For a good portion of my life, there's been a central story that has described me--or you can say, has been told about me. I'm the caretaker, the good girl, the nice girl, the sometimes quiet girl, the sometimes loud girl, the careful girl and some other things. My parents don't believe in praising their kids directly, but I've found out from aunts and uncle's how much they appreciate how respectful I am.They think I'm a good kid, and I am. I've never been in any trouble, my teachers never had any reason to call home. In fact they always has good things to say about me.
I've had to be responsible as an older sister, but that doesn't change the fact that I'm still messy and disorganized. Most people don't think of those characteristics going together.
In college I have a friend who think I'm bold, I've never been described as that before. She think I come out and say what I'm thinking. Which I guess is true compared to everyone else I've met here in Ithaca. We ask a lot of direct question in the Bronx, I sometimes feel people in Ithaca are annoyingly polite. It gives off vibes of disingenuousness, but that's just my opinion. I like this new characterization I've been given and sometimes find myself trying to live up to that description when I'm around her.
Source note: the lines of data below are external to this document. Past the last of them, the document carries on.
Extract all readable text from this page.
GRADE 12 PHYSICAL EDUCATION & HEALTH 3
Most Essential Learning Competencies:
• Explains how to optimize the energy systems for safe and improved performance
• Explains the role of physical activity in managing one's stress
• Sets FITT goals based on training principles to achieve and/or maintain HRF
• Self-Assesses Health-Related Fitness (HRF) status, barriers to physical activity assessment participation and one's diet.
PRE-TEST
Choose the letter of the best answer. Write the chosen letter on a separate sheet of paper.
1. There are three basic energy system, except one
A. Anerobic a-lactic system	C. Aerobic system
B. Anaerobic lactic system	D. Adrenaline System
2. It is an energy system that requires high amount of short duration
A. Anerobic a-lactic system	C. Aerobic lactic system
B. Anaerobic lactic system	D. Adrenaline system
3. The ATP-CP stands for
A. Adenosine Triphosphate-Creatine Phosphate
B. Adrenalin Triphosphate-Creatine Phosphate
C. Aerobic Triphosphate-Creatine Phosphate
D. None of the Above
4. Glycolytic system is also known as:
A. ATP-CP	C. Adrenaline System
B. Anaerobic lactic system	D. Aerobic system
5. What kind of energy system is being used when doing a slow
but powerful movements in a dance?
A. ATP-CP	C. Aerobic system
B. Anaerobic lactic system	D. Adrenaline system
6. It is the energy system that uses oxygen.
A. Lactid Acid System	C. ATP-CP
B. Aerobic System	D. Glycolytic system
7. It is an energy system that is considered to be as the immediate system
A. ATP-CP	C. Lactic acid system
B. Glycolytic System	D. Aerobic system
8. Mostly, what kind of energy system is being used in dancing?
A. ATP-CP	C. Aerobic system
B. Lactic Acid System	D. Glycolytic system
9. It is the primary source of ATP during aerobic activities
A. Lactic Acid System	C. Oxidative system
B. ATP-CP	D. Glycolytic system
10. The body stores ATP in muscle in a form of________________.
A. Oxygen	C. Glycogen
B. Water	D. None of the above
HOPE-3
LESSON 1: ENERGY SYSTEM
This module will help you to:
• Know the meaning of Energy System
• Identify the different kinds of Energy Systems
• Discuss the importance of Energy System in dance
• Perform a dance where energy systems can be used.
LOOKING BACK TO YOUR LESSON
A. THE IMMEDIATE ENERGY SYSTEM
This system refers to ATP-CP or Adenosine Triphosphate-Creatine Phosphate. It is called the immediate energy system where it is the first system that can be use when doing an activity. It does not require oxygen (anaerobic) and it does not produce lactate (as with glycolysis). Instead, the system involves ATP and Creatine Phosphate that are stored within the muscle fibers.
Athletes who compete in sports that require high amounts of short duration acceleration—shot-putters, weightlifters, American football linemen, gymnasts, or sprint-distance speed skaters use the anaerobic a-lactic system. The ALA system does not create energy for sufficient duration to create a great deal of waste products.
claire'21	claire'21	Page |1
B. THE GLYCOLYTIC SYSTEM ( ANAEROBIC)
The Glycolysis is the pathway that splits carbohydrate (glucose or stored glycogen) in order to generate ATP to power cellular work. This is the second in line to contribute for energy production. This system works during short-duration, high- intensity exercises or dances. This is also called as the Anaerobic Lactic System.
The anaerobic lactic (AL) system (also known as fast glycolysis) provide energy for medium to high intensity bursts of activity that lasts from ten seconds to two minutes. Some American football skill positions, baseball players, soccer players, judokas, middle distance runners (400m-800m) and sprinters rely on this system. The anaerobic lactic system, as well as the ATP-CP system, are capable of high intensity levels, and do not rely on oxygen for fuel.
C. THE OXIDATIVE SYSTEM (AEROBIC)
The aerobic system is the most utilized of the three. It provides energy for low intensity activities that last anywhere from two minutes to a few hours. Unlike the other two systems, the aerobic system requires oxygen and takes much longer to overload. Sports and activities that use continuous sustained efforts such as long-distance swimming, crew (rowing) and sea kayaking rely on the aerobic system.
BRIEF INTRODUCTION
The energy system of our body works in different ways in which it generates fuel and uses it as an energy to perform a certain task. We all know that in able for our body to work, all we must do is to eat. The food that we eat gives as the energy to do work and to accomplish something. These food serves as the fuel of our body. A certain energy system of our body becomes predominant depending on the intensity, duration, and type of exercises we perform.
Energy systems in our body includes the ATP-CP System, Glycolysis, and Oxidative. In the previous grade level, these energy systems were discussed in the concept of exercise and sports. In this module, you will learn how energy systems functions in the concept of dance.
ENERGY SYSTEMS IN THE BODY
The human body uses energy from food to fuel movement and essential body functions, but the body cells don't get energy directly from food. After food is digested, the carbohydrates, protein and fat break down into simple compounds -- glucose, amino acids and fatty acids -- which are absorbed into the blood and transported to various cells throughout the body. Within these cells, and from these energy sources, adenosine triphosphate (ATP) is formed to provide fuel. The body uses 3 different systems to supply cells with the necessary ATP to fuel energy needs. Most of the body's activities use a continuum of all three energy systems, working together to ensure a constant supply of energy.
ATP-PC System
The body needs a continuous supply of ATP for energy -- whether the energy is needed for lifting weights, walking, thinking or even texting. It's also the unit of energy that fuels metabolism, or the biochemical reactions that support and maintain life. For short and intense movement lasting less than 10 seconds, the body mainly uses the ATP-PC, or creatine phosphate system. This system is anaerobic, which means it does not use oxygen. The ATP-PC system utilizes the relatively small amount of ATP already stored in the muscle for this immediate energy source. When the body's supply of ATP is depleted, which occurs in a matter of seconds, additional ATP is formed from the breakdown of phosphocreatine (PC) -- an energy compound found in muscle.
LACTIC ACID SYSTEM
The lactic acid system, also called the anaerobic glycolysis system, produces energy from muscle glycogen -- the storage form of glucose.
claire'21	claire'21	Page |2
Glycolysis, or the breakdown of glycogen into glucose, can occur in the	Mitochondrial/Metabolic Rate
There are things I don't do because of the story my parents tell about me, even though I am far away from home. I'm still an older sister, setting an example even when my younger siblings aren't watching. There are things I don't do because of the stories I've been told of the unlucky ones, the ones who face the consequences their friends got away with.
Maybe it's a Ghanaian thing but I look at some of these kids who are willing to climb rocks and jump from high places. And I wonder a bit aghast, how are they so carefree? Do they not have parents who care about them? It's been ingrained in me that I'm not just living for myself, This rugged American individualism doesn't apply to me. Ghanaians, well at least my family, understand that you live for family. What if I was to die? Who would take care of my parents in their old age? What would the kids do? All the love and money and investment my parents have poured into me would die with me, a waste. Fair or not it's all up to me. No one has to tell me this, It's the story I tell myself.